BP: Which campus offices do you work most closely with in supporting/ identifying candidates?
PW: Our Honors Program and a student leadership program housed in our School of Public Affairs. I also work a great deal with my colleagues in the Career Center.

BP: Which words or phrases do you most overuse in letters of recommendation?
PW: “If I may provide additional testimony on his/her behalf, please do not hesitate to let me know.”

BP: Who are your favorite writers?
PW: I enjoy memoirs and biographies of all sorts. Two memorable books I’ve read recently straddle the line between autobiography and fiction. They are Tim O’Brien’s The Things They Carried, about the Vietnam War, and Albert Camus’s The First Man, set in colonial Algeria and France. I am moved by Camus’s characterization of education as a force that liberates his protagonist yet permanently distances him from his illiterate, impoverished family.
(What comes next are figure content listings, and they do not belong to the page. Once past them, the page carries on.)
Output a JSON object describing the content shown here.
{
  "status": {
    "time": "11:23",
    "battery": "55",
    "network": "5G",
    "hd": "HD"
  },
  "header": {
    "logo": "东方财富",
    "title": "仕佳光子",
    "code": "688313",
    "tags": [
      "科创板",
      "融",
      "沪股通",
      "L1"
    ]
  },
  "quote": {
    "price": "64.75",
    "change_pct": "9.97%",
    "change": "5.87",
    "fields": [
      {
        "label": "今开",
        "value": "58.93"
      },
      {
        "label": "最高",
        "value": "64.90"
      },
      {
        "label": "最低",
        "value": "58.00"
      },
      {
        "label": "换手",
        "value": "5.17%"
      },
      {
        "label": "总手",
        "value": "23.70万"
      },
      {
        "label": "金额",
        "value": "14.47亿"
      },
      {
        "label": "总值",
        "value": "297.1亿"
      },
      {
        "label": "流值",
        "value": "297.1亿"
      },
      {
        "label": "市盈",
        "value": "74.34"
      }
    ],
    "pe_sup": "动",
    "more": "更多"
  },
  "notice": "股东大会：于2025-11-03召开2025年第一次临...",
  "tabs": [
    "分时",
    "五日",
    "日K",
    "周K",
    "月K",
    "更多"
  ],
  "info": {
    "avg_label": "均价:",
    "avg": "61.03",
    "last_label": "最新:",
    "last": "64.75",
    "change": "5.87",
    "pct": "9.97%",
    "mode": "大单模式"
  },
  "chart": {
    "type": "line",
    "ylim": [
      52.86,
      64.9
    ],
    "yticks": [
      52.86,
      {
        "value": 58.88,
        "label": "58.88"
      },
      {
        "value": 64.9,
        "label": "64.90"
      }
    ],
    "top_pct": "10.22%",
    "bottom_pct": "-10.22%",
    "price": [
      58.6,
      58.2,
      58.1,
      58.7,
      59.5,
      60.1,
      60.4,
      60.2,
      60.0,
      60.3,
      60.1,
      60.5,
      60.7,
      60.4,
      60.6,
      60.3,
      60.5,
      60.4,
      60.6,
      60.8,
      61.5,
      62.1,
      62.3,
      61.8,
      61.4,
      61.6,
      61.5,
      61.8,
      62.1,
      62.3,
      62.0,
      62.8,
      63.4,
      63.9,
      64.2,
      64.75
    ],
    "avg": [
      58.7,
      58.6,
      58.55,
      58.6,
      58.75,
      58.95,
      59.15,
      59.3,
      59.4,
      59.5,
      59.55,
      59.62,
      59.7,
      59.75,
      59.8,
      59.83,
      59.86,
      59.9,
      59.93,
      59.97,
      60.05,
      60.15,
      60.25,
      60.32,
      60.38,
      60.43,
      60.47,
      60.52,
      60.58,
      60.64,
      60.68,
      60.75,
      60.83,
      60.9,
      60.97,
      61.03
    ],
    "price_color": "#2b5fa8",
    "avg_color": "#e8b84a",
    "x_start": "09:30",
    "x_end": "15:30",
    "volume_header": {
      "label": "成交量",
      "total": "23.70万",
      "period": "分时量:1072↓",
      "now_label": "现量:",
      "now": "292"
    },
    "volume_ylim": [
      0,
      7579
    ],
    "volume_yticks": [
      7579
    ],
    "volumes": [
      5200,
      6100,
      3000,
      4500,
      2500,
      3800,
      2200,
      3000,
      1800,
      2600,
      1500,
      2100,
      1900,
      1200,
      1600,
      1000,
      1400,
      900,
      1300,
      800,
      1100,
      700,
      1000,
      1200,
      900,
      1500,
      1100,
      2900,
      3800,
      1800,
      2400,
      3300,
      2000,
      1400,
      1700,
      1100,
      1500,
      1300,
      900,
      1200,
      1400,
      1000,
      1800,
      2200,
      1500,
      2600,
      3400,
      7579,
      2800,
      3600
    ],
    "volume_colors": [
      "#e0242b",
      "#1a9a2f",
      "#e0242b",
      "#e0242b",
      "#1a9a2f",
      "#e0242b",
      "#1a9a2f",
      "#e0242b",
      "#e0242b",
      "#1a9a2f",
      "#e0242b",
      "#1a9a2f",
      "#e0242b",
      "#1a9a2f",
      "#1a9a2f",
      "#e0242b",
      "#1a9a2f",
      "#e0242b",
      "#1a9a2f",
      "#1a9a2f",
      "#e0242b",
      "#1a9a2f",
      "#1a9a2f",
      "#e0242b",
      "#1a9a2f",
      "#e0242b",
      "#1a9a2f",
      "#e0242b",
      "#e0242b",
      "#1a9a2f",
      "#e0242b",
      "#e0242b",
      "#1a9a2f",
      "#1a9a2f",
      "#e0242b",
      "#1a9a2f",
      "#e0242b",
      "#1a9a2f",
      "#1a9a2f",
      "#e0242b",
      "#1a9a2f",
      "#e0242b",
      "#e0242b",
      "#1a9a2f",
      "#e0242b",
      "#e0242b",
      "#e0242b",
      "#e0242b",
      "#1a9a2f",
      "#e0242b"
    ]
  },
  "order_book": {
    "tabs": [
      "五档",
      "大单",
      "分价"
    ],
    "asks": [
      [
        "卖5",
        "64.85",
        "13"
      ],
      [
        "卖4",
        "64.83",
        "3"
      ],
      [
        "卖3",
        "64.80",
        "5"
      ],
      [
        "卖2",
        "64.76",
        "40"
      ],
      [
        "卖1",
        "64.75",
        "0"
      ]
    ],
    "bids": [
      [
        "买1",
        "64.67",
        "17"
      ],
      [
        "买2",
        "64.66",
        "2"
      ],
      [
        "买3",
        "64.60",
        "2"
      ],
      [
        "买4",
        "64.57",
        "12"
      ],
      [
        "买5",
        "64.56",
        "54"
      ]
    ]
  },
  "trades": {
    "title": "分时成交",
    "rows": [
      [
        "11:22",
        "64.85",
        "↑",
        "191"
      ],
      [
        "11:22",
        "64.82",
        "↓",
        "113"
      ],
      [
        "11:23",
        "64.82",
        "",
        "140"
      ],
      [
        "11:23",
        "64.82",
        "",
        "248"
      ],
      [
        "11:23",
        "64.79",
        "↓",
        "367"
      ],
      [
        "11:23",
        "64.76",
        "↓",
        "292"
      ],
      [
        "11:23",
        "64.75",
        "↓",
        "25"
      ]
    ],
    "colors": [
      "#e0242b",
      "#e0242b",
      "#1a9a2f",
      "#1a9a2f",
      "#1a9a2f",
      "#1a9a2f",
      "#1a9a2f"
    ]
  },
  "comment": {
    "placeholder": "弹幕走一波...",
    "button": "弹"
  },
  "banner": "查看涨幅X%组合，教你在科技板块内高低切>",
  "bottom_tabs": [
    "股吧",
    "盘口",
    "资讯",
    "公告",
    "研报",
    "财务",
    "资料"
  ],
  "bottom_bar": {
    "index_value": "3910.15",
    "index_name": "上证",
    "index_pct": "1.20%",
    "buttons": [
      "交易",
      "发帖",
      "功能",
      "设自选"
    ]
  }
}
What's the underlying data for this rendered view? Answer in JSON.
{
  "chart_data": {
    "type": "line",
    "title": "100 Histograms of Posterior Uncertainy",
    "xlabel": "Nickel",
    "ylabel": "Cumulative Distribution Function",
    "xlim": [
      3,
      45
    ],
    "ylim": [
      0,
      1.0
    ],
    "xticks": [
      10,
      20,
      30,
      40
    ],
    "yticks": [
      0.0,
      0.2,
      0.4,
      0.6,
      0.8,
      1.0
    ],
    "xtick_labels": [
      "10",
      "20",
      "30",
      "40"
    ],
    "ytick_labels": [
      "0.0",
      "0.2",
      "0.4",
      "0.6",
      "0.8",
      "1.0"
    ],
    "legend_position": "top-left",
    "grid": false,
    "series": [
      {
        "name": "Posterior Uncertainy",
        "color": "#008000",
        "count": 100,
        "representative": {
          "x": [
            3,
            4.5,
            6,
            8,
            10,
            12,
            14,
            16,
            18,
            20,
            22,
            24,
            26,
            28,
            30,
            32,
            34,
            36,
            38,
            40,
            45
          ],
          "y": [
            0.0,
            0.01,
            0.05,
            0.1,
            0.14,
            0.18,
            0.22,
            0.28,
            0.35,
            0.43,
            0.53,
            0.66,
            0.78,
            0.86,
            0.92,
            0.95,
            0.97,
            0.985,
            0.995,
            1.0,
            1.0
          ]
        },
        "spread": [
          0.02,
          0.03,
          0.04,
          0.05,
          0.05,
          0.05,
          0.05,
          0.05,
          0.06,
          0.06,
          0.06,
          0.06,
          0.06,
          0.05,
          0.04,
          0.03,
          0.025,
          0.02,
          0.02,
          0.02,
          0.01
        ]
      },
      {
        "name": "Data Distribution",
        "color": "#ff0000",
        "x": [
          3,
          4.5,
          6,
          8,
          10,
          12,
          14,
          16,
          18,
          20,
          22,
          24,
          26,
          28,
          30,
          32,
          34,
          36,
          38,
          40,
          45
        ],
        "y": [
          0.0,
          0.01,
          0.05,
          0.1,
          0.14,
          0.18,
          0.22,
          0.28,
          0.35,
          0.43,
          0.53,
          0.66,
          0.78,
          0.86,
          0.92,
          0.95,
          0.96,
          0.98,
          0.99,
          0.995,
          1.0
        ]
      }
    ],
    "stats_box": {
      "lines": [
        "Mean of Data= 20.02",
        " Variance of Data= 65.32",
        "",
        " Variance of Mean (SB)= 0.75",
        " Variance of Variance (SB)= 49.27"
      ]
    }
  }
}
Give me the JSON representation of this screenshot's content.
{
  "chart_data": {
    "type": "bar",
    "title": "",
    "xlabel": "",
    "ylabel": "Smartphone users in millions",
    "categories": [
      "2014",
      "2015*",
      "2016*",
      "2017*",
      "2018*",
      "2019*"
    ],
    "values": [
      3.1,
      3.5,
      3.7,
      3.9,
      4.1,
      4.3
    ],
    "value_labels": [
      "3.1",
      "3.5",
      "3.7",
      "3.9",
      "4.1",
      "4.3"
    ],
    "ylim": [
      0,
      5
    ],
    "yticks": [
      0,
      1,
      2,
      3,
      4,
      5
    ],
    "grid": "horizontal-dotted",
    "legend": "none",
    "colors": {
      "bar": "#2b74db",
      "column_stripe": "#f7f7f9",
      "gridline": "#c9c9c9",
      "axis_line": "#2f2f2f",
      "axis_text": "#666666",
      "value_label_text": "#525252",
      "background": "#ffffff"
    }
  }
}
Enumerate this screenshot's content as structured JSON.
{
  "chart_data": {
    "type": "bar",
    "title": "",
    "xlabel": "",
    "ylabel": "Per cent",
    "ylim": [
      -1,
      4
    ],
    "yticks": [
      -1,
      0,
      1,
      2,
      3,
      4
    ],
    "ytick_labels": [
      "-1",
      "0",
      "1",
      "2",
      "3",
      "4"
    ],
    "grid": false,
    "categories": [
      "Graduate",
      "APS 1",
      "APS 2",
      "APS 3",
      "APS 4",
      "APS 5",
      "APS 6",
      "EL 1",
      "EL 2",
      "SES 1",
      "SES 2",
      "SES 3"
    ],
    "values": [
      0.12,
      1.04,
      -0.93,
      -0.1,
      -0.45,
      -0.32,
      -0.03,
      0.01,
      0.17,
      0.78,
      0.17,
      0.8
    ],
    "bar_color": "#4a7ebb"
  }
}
His descriptions of Algeria are so vivid.

BP: Where would you like to live?
PW: I’m a “city person” who has deliberately chosen a job in Washington, DC. But I would love to lengthen the vacations I take every year to Utah’s Wasatch mountains. The views are stunning and the air is so dry that the sky is almost violet. My camera has never truly captured the color.

BP: What would you be doing if you weren’t doing scholarship work?
PW: Working in the education department of an art museum or historic home. As a student I worked at the National Gallery, Monticello, and the Colonial Williamsburg Foundation. I enjoyed these chances to work with the general public and to come to know the art in my immediate environment.